FT Cboe Vest U.S. Equity Max Buffer ETF – June
| Issuer: First Trust |
| Asset Class: Equity |
| TER: 70bps |
| Trading Currency: USD |
| Pays Income: False |
| Listing Date: 13 Aug 2025 |
| Ticker: MJUN |
| ISIN: IE000CO3P697 |
This fund offers a strategic approach for investors seeking to participate in the U.S. equity market while incorporating a degree of risk management. The core objective is to deliver returns that mirror the price performance of a major large-cap U.S. stock market tracker, but only up to a specified upside cap. In exchange for this capped potential, the strategy provides a buffer against the first 10% of losses during a defined period. This positions the product as a compelling option for individuals who are cautiously optimistic about market prospects and prioritize the mitigation of moderate downside risk over capturing the full extent of strong bull market rallies.

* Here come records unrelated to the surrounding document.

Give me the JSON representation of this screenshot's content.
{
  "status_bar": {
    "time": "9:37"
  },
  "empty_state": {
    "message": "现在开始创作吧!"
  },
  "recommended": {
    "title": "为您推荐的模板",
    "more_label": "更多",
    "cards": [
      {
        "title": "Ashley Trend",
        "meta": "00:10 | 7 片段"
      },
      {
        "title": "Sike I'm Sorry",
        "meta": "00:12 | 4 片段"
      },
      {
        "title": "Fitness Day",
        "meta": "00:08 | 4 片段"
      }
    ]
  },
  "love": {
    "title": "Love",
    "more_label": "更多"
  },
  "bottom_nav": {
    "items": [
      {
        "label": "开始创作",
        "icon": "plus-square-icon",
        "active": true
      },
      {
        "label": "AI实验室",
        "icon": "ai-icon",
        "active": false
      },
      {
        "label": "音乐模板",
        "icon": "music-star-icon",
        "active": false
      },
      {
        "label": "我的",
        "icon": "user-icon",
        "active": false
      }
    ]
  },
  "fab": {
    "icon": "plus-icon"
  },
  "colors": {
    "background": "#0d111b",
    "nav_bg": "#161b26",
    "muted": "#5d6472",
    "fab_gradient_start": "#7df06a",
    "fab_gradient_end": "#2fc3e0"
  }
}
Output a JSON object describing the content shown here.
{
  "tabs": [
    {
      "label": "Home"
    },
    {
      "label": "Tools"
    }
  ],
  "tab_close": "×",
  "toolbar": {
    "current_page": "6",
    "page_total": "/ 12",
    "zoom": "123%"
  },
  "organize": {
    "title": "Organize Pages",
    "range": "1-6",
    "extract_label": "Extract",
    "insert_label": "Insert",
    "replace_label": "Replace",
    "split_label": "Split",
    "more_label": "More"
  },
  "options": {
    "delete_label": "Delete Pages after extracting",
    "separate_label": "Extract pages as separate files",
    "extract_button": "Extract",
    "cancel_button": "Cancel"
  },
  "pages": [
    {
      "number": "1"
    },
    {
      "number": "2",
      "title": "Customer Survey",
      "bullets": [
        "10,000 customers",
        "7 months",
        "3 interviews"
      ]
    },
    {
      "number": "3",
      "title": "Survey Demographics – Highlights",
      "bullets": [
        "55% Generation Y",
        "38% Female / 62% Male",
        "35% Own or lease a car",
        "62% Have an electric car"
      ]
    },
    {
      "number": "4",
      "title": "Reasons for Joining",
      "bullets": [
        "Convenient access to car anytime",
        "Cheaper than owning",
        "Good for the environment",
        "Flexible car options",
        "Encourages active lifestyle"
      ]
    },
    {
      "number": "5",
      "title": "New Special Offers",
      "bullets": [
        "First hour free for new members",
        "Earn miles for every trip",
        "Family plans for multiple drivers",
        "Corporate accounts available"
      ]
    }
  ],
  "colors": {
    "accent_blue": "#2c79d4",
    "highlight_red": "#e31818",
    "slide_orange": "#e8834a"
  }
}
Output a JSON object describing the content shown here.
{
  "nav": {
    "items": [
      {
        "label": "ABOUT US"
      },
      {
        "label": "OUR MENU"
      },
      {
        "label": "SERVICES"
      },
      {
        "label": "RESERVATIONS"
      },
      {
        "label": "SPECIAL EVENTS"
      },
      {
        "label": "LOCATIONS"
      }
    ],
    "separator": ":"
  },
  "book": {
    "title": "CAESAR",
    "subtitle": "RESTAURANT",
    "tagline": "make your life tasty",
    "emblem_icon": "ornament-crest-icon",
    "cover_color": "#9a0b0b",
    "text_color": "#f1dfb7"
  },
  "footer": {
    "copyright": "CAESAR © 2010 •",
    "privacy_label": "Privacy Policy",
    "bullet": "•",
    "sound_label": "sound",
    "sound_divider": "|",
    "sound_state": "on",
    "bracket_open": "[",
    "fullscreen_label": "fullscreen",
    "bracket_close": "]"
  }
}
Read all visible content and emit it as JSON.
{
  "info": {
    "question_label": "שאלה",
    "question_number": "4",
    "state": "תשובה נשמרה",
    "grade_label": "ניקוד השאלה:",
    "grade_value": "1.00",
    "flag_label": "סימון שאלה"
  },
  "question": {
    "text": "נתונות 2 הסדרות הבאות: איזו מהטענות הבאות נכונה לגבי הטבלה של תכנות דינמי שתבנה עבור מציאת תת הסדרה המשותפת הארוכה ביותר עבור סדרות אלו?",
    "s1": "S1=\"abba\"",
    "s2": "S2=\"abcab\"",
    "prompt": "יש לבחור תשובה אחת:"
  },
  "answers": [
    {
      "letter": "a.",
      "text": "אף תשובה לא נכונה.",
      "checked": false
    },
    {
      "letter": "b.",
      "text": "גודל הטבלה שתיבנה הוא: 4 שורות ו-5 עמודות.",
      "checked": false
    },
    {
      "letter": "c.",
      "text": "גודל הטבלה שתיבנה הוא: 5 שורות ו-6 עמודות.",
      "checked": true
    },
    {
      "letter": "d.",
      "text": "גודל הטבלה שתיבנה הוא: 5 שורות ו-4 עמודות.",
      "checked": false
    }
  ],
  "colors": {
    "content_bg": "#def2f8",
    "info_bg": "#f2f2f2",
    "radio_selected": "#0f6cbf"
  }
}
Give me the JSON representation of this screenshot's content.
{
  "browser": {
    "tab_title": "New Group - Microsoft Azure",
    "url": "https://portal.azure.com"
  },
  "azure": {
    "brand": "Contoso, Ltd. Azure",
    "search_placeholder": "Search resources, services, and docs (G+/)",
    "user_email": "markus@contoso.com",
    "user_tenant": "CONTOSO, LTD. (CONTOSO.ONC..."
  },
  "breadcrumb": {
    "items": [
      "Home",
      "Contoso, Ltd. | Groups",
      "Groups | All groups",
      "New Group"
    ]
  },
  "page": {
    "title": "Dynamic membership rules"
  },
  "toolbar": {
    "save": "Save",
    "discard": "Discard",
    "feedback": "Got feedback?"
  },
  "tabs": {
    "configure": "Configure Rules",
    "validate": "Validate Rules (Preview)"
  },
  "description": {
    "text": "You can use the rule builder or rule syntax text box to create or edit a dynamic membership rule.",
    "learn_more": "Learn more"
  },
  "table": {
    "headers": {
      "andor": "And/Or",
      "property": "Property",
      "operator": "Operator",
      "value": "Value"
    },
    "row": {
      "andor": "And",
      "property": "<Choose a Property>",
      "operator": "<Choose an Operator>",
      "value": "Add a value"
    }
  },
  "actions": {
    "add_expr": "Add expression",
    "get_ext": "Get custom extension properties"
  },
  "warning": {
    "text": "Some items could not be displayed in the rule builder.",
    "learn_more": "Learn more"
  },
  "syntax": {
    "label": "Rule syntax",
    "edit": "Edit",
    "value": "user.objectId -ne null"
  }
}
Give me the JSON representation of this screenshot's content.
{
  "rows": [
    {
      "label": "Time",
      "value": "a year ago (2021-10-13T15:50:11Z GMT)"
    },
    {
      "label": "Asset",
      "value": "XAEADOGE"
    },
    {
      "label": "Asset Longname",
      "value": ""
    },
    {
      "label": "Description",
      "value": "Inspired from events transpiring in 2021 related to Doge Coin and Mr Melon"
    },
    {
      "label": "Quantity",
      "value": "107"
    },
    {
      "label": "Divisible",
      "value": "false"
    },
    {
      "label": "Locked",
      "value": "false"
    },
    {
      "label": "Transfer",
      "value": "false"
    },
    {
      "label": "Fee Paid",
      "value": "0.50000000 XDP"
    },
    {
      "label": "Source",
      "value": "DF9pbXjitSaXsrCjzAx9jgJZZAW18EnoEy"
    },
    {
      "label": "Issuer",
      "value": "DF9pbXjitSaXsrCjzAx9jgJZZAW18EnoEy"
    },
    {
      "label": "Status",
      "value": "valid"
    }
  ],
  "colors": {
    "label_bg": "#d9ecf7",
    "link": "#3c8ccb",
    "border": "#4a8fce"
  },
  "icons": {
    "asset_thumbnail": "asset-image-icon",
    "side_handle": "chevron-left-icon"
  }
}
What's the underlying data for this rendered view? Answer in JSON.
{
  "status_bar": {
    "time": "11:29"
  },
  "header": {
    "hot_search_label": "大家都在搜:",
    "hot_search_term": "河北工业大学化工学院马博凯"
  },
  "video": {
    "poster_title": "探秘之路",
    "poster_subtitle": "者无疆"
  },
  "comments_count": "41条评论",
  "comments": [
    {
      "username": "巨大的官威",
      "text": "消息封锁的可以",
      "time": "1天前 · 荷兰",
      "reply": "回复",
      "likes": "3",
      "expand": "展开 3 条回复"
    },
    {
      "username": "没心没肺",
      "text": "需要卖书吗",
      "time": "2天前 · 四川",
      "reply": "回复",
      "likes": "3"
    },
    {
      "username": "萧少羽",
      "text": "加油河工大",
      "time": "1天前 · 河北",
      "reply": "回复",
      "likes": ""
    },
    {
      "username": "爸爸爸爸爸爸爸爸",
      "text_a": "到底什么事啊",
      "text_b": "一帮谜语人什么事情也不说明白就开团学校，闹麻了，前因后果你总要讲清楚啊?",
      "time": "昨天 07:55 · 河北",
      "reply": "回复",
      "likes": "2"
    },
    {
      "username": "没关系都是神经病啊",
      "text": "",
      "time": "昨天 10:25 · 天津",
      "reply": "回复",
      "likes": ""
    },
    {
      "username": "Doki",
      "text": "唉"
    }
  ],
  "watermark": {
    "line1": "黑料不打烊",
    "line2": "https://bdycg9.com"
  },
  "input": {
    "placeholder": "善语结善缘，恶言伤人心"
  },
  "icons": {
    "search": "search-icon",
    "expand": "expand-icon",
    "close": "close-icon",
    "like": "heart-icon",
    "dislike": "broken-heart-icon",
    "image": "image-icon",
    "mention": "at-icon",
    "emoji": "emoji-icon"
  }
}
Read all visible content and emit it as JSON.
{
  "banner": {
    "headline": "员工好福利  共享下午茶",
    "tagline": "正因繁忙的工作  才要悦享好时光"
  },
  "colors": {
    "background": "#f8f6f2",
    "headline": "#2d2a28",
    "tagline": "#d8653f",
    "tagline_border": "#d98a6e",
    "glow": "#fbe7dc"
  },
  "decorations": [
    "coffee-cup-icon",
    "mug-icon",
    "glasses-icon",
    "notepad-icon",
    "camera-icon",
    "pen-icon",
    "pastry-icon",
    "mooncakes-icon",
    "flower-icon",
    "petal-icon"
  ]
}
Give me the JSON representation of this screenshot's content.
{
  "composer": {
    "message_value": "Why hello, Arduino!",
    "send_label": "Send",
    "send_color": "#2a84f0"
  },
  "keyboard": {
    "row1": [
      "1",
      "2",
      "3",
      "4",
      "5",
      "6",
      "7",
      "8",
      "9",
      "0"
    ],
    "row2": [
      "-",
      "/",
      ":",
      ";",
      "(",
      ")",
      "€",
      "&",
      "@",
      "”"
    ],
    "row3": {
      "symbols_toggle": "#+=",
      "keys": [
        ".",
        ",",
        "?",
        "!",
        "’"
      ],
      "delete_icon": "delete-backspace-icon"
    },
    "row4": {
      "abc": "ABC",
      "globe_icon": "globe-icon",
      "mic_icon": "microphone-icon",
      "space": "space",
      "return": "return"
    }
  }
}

The defined outcome profile is achieved through a portfolio of Flexible Exchange® (FLEX) Options, which are derivatives linked to the underlying equity tracker. This options-based structure is what creates the protective buffer and the performance cap. This specific investment outcome is targeted over a set timeframe, referred to as the Target Outcome Period, which lasts for approximately one year. It is crucial for investors to recognize that the buffer and cap figures are stated before the deduction of fund management fees, which will impact the final return. The strategy is designed for those willing to accept a ceiling on their gains to secure a shield against initial market declines.
A key feature of the fund is its perpetual, rolling structure. At the conclusion of each annual Target Outcome Period, the portfolio is automatically reset for a new one-year term. This entails establishing a new set of options contracts, which results in a new upside cap based on prevailing market conditions, such as interest rates and volatility. The 10% downside buffer, however, remains a consistent feature. This systematic, ongoing process allows investors to maintain their buffered exposure to the equity market without needing to manually re-establish the position, offering a continuous and disciplined approach to risk-managed investing.